Ce magistrat a rendu compte des plaidoiries dans le délibéré de la Cour, entendu en son rapport, composée de :
Madame Anne HARTMANN, présidente
Madame Isabelle LECOQ-CARON, présidente
Madame Catherine VALANTIN, conseillère
Greffier, lors des débats : Monsieur Jadot TAMBUE
ARRET :
— contradictoire
— par mise à disposition de l’arrêt au greffe de la Cour, les parties en ayant été préalablement avisées dans les conditions prévues au deuxième alinéa de l’article 450 du code de procédure civile.
— signé par Madame Anne HARTMANN, Présidente de chambre et par Monsieur Jadot TAMBUE, Greffier, à qui la minute de la décision a été remise par le magistrat signataire.
EXPOSE DU LITIGE
Mme [O] [I], née en 1959, a été engagée par l’Association La Chalouette Autisme Essonne, par un contrat de travail à durée indéterminée à compter du 8 juin 2009 en qualité de d’aide médico-psychologique.
Les relations contractuelles entre les parties étaient soumises à la convention collective nationale des établissements et services pour personnes inadaptées et handicapées du 15 mars 1966.

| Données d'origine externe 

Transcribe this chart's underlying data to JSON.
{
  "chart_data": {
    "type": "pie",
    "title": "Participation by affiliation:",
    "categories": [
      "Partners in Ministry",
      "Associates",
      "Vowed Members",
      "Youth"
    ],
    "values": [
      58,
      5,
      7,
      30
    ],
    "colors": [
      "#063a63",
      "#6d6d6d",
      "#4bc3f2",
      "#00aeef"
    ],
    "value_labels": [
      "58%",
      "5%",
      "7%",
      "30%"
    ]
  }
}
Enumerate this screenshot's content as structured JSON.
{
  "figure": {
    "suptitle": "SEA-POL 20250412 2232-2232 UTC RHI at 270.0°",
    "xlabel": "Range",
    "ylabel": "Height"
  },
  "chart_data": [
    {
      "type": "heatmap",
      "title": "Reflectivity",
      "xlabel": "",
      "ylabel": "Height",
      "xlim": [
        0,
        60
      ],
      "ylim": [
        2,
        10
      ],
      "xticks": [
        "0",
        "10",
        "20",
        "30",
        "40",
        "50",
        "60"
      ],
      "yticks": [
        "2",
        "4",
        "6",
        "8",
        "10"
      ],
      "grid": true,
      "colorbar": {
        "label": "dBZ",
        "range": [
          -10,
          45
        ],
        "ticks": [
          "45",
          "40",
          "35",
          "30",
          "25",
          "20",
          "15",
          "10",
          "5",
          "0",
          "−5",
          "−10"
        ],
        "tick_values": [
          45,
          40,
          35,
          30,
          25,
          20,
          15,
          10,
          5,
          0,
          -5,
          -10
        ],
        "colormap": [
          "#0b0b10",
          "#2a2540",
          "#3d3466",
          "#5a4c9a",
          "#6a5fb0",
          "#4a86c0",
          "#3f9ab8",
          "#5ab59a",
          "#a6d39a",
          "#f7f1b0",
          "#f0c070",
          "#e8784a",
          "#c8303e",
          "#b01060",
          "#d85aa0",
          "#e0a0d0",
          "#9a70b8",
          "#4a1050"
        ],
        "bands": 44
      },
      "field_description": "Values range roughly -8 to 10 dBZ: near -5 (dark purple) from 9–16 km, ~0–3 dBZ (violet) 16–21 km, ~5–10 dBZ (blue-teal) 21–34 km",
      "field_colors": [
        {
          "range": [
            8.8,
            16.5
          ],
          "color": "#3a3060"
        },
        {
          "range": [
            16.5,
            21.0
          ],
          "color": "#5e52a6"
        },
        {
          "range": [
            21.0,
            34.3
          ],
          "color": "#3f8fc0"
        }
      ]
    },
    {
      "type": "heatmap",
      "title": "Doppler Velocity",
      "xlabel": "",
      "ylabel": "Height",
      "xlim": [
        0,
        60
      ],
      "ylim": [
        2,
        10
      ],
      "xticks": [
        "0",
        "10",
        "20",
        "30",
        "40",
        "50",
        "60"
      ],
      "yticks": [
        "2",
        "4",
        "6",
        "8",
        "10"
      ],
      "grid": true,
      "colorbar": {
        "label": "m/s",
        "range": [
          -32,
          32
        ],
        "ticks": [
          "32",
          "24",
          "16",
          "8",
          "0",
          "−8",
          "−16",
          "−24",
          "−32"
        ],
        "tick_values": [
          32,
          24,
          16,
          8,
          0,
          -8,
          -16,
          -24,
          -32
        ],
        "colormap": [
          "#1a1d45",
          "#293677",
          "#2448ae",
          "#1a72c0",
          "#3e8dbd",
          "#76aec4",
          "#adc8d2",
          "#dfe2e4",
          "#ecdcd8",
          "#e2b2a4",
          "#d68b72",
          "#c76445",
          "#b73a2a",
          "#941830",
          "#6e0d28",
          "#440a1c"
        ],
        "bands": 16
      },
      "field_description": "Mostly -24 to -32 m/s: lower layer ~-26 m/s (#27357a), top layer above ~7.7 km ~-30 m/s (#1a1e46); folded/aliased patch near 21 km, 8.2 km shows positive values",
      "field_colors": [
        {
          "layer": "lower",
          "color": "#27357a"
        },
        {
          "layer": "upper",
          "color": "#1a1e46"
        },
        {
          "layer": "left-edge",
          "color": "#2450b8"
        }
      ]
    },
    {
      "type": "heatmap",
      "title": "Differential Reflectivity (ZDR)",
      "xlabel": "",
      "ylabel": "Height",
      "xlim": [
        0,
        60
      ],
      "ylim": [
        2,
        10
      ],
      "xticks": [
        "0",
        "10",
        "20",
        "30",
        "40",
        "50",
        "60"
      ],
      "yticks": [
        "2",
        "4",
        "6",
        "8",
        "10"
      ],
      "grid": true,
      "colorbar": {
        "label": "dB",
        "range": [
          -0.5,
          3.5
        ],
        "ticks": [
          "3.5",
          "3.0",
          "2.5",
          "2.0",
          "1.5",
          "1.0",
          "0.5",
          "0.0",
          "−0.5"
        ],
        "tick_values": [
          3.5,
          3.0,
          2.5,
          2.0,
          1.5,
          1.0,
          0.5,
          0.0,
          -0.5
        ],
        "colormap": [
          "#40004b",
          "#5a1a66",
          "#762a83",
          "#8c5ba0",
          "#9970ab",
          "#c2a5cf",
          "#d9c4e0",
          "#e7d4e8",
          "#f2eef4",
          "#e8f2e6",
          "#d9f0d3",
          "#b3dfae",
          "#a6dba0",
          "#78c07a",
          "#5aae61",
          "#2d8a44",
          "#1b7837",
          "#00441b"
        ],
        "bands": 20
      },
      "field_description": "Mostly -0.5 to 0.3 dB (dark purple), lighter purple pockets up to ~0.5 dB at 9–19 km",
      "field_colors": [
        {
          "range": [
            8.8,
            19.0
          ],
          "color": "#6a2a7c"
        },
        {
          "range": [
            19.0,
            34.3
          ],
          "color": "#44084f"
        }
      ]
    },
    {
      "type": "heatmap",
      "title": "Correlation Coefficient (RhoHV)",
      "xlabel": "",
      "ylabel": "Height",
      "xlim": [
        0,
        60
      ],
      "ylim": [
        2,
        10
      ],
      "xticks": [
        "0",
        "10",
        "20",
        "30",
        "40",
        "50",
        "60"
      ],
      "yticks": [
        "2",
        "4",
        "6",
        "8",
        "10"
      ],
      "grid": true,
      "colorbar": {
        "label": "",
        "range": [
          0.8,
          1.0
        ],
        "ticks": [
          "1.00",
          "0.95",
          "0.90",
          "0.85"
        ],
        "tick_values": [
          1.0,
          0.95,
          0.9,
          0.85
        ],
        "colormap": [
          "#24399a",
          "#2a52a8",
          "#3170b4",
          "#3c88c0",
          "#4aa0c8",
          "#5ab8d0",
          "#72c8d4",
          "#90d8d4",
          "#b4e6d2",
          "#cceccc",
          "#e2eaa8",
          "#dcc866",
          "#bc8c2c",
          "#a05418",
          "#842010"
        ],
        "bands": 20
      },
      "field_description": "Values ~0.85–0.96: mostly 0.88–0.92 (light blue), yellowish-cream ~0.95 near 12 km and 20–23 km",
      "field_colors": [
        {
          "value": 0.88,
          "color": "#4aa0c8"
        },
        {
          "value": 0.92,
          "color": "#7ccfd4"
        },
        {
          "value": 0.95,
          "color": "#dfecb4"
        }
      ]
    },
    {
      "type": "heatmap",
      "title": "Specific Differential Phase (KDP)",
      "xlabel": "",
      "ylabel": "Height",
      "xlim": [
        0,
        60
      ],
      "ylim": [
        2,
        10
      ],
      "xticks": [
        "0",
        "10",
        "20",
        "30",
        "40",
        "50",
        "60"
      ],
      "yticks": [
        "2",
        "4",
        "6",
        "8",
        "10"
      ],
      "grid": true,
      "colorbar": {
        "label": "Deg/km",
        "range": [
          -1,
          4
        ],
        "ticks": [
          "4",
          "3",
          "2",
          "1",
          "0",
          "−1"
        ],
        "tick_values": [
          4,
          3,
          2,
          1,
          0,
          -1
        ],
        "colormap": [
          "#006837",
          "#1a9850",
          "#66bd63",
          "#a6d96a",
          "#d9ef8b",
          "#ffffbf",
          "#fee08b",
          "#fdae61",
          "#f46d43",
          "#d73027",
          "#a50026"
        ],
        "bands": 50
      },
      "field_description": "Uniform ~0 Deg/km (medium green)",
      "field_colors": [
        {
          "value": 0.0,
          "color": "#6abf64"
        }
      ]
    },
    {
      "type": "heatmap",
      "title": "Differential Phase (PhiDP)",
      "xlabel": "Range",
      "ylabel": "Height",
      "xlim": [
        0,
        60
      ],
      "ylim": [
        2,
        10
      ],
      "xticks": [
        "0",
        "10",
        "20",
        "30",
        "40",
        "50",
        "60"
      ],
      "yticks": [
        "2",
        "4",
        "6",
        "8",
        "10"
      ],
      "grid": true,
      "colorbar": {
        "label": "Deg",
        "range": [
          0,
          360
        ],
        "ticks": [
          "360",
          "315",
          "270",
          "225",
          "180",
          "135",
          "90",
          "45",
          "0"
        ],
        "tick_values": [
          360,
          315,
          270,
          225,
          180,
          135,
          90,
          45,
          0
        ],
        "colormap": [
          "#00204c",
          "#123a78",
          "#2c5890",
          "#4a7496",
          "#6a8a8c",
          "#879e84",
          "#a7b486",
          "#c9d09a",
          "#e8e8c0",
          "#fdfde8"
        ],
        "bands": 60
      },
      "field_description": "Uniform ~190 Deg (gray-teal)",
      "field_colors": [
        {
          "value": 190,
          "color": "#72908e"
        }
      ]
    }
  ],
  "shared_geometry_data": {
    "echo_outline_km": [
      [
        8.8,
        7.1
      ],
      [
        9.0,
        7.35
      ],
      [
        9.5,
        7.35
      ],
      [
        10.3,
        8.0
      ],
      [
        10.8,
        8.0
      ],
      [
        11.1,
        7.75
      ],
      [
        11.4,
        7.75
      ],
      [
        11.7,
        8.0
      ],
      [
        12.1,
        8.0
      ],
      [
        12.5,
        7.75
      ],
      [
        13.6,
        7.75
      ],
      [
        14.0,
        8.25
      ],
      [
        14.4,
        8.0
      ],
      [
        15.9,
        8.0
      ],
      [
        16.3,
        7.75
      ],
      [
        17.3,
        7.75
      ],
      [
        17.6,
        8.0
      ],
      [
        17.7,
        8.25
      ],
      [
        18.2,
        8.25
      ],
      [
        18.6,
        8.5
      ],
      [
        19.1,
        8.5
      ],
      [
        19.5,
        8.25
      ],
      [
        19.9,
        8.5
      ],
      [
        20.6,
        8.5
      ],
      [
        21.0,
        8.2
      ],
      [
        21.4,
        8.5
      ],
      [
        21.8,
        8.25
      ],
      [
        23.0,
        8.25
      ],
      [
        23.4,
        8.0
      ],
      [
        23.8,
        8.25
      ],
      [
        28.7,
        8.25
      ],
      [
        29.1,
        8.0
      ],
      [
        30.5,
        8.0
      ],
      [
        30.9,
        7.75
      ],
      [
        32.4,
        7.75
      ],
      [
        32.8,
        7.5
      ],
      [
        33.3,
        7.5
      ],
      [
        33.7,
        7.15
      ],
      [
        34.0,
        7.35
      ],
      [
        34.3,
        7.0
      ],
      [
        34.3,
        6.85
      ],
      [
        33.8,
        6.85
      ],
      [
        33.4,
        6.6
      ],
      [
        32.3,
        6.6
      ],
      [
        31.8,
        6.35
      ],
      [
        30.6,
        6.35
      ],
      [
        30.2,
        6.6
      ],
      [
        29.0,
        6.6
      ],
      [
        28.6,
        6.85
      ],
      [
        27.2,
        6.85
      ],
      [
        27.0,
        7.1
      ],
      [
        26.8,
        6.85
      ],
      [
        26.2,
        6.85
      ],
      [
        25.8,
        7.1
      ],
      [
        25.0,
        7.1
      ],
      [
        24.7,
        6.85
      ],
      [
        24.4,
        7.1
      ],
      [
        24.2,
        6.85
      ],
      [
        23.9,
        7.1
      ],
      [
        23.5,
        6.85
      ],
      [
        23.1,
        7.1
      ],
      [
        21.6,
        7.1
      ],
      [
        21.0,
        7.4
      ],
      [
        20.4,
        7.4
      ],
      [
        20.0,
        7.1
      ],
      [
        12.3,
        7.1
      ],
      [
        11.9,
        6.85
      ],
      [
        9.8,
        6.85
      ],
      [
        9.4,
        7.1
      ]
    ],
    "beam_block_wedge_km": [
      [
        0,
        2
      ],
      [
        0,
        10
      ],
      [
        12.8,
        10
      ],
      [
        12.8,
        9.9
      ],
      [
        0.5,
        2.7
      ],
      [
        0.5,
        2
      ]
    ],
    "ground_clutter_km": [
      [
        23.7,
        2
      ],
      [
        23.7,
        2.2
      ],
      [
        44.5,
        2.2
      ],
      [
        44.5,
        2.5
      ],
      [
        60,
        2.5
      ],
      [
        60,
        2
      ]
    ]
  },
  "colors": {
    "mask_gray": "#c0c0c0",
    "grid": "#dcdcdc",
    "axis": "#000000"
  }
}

Par lettre datée du 16 avril 2020, Mme [I] a été convoquée à un entretien préalable fixé au 23 avril 2020.
Mme [I] a ensuite été licenciée pour faute grave par lettre datée du 4 mai 2020. La lettre de licenciement précise les motifs suivants : mise en danger de la santé mentale des usagers, manquement au règlement intérieur par l’achat de marchandises, défaut de surveillance des usagers et abus de confiance.
A la date du licenciement, Mme [I] avait une ancienneté de 10 ans et 10 mois.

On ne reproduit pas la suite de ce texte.